Cyber Security Manager

The Manager, SOC reports to the Director, SOC and is responsible for overseeing a team of Security Analysts and for monitoring and analyzing security events and alerts using advanced security information and event management tools. The Manager, SOC supports the Security Operations team by serving as a point of contact to leadership, facilitating communication throughout the team, training and developing crucial skills with new team members, and monitoring team performance and improvement. This role identifies potential threats and initiates incident response procedures to mitigate risks and protect the organization’s systems and data. In addition, this role triages and reviews security ticket details, ensuring efficient handling by the appropriate personnel.

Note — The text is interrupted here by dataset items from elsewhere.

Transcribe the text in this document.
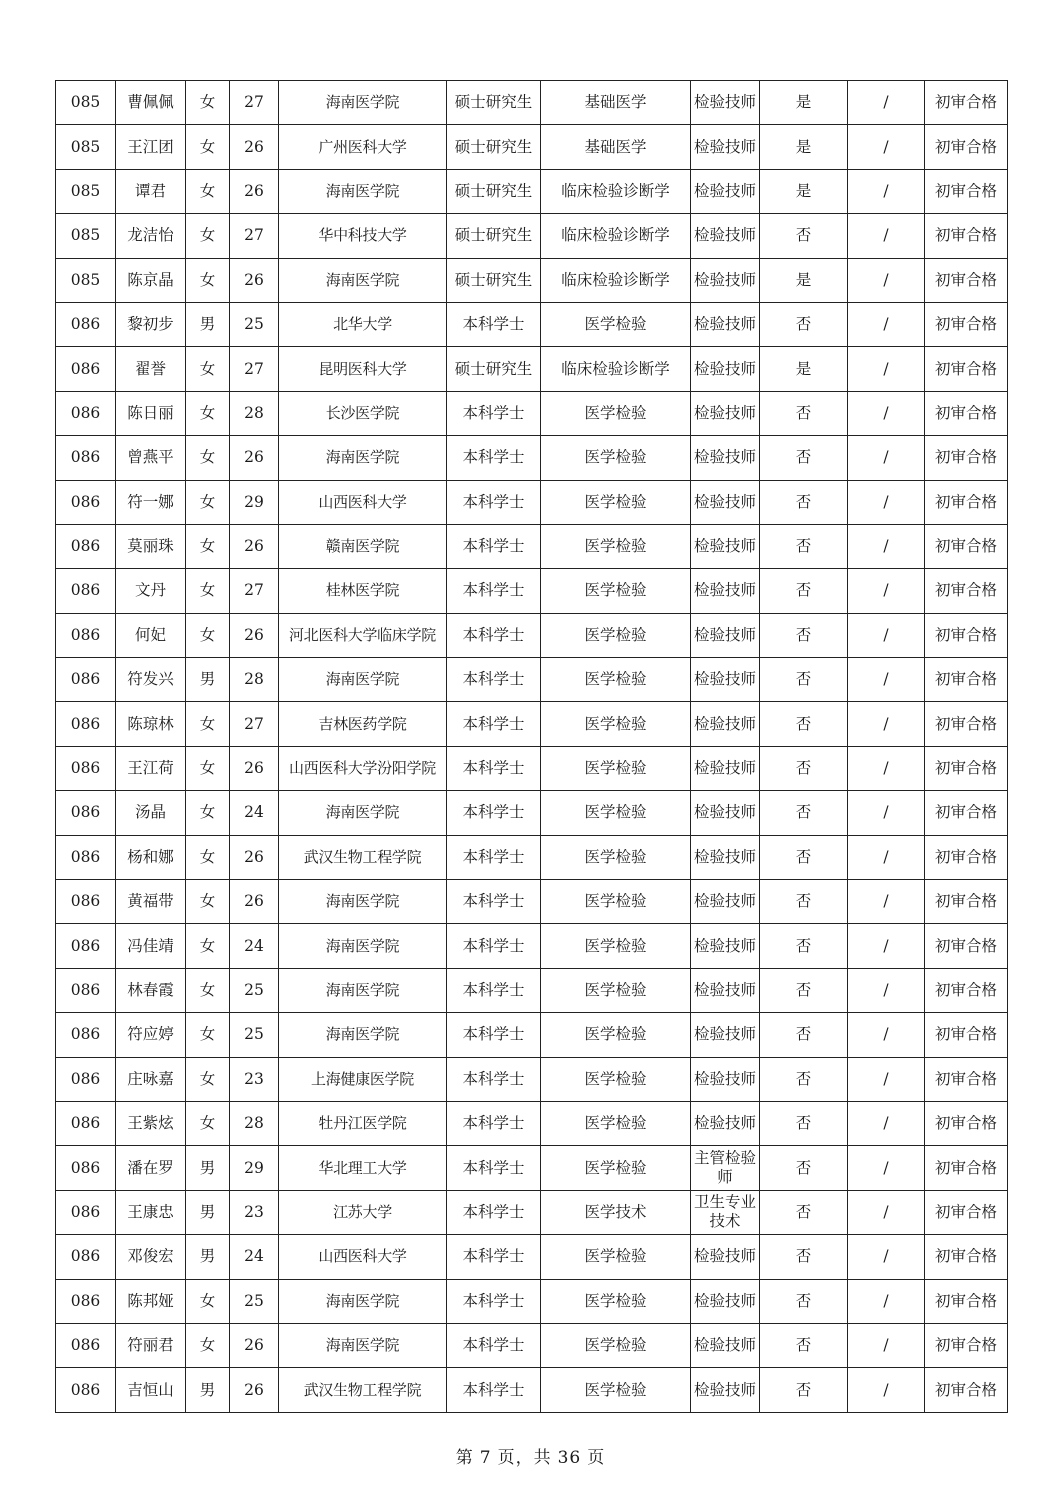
085	曹佩佩	女	27	海南医学院	硕士研究生	基础医学	检验技师	是	/	初审合格
085	王江团	女	26	广州医科大学	硕士研究生	基础医学	检验技师	是	/	初审合格
085	谭君	女	26	海南医学院	硕士研究生	临床检验诊断学	检验技师	是	/	初审合格
085	龙洁怡	女	27	华中科技大学	硕士研究生	临床检验诊断学	检验技师	否	/	初审合格
085	陈京晶	女	26	海南医学院	硕士研究生	临床检验诊断学	检验技师	是	/	初审合格
086	黎初步	男	25	北华大学	本科学士	医学检验	检验技师	否	/	初审合格
086	翟誉	女	27	昆明医科大学	硕士研究生	临床检验诊断学	检验技师	是	/	初审合格
086	陈日丽	女	28	长沙医学院	本科学士	医学检验	检验技师	否	/	初审合格
086	曾燕平	女	26	海南医学院	本科学士	医学检验	检验技师	否	/	初审合格
086	符一娜	女	29	山西医科大学	本科学士	医学检验	检验技师	否	/	初审合格
086	莫丽珠	女	26	赣南医学院	本科学士	医学检验	检验技师	否	/	初审合格
086	文丹	女	27	桂林医学院	本科学士	医学检验	检验技师	否	/	初审合格
086	何妃	女	26	河北医科大学临床学院	本科学士	医学检验	检验技师	否	/	初审合格
086	符发兴	男	28	海南医学院	本科学士	医学检验	检验技师	否	/	初审合格
086	陈琼林	女	27	吉林医药学院	本科学士	医学检验	检验技师	否	/	初审合格
086	王江荷	女	26	山西医科大学汾阳学院	本科学士	医学检验	检验技师	否	/	初审合格
086	汤晶	女	24	海南医学院	本科学士	医学检验	检验技师	否	/	初审合格
086	杨和娜	女	26	武汉生物工程学院	本科学士	医学检验	检验技师	否	/	初审合格
086	黄福带	女	26	海南医学院	本科学士	医学检验	检验技师	否	/	初审合格
086	冯佳靖	女	24	海南医学院	本科学士	医学检验	检验技师	否	/	初审合格
086	林春霞	女	25	海南医学院	本科学士	医学检验	检验技师	否	/	初审合格
086	符应婷	女	25	海南医学院	本科学士	医学检验	检验技师	否	/	初审合格
086	庄咏嘉	女	23	上海健康医学院	本科学士	医学检验	检验技师	否	/	初审合格
086	王紫炫	女	28	牡丹江医学院	本科学士	医学检验	检验技师	否	/	初审合格
086	潘在罗	男	29	华北理工大学	本科学士	医学检验	主管检验师	否	/	初审合格
086	王康忠	男	23	江苏大学	本科学士	医学技术	卫生专业技术	否	/	初审合格
086	邓俊宏	男	24	山西医科大学	本科学士	医学检验	检验技师	否	/	初审合格
086	陈邦娅	女	25	海南医学院	本科学士	医学检验	检验技师	否	/	初审合格
086	符丽君	女	26	海南医学院	本科学士	医学检验	检验技师	否	/	初审合格
086	吉恒山	男	26	武汉生物工程学院	本科学士	医学检验	检验技师	否	/	初审合格
第 7 页，共 36 页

Key Responsibilities/ Duties:

• Serve as the point of contact and provides leadership to the team, coordinating and delegating tasks, setting goals, and establishing priorities.
• Facilitate open and transparent communication among team members, stakeholders, and other relevant parties.
• Monitor security events and alerts using advanced security information and event management tools, analyzing potential threats, and initiating incident response procedures.
• Review and triage security ticket details to ensure issues are handled efficiently by the proper personnel.
• Notify customer of all incoming tickets and any issues that will prevent workflow.
• Handle all customer requests including security configurations, reporting requests, investigations, and all error/issue identification.
• Troubleshoot product issues.
• Escalate tickets to upper management as necessary.
• Understand NIST standards, ISO compliance standards, government standards, how those standards impact business operations, and what organizations must do to meet those requirements.
• Execute products deployments and customer onboarding which includes configuring new products, scheduling and conducting necessary maintenance and upgrades, and provide ongoing product support.
• Provide support for the log management and security information and event management (SIEM) solutions.
• Ensure authorized access by investigating improper access, revoking access, reporting violations, and monitoring information requests.
• Provide installation, maintenance, upgrades, and troubleshooting of security applications and appliances across all functional departments.
• Perform other duties as assigned including work in other areas to cover absences or relief to equalize peak work periods or otherwise balance the workload.

Knowledge, Skills, Abilities, and Behaviors:

• Strong interpersonal skills and team-oriented attitude.
• Coachable and able to turn feedback into results moving forward.
• Strong desire to be in the security industry.
• Superior analytical and critical thinking skills.
• Understanding of how information travels.
• Familiar with incident response language.
• Well-rounded technical knowledge in Windows, Mac, Linux OS.
• Superior organization, facilitation, and leadership skills.
• Strong knowledge of current security threats, techniques, and landscape, and a dedicated and self-driven desire to research and learn more about the information security landscape.
• Review and triage experience with endpoint detection and response tools.
• Experience and knowledge related to the configuration and maintenance of security monitoring and reporting platforms.
• Familiar with proxy and web content filtering tools.
• Knowledge of a range of compliance, regulatory, and legal requirements and relevant principles, best practices, and standards across multiple industries (e.g., PCI, SOX, GLBA, CSA, PCI, NIST, ISO, IEEE, FedRAMP, HIPAA, and TCG)
• Knowledge of the MITRE att&ck framework and cyber kill chains.

Education/ Experience:

• 10 years of security industry experience or equivalent skill level.
• 1-2 years of management experience.
• Bachelor’s degree in a relevant field is a plus but not required.
• Advanced understanding of policy and compliance.
• Advanced knowledge of scripting languages such as bash, powershell, python, KQL.
• Advanced experience securing an environment/incident response.
• Experience with system administration and network infrastructure is required.
• Experience with DNS and Active Directory.

Certifications:

• CISSP
• OSCP, CCSP, CASP preferred.

Physical Demands:

Sedentary Work – Exerts up to 10 pounds of force occasionally, a negligible amount of force frequently, and/or constantly having to lift, carry, push, pull or otherwise move objects, including the human body. Sedentary work involves sitting most of the time.

Disclaimer:

The above information in this description has been designed to indicate the general nature and level of work performed by employees within this classification. It is not designed to contain or be interpreted as a comprehensive inventory of all duties, responsibilities, and qualifications required of employees assigned to this job.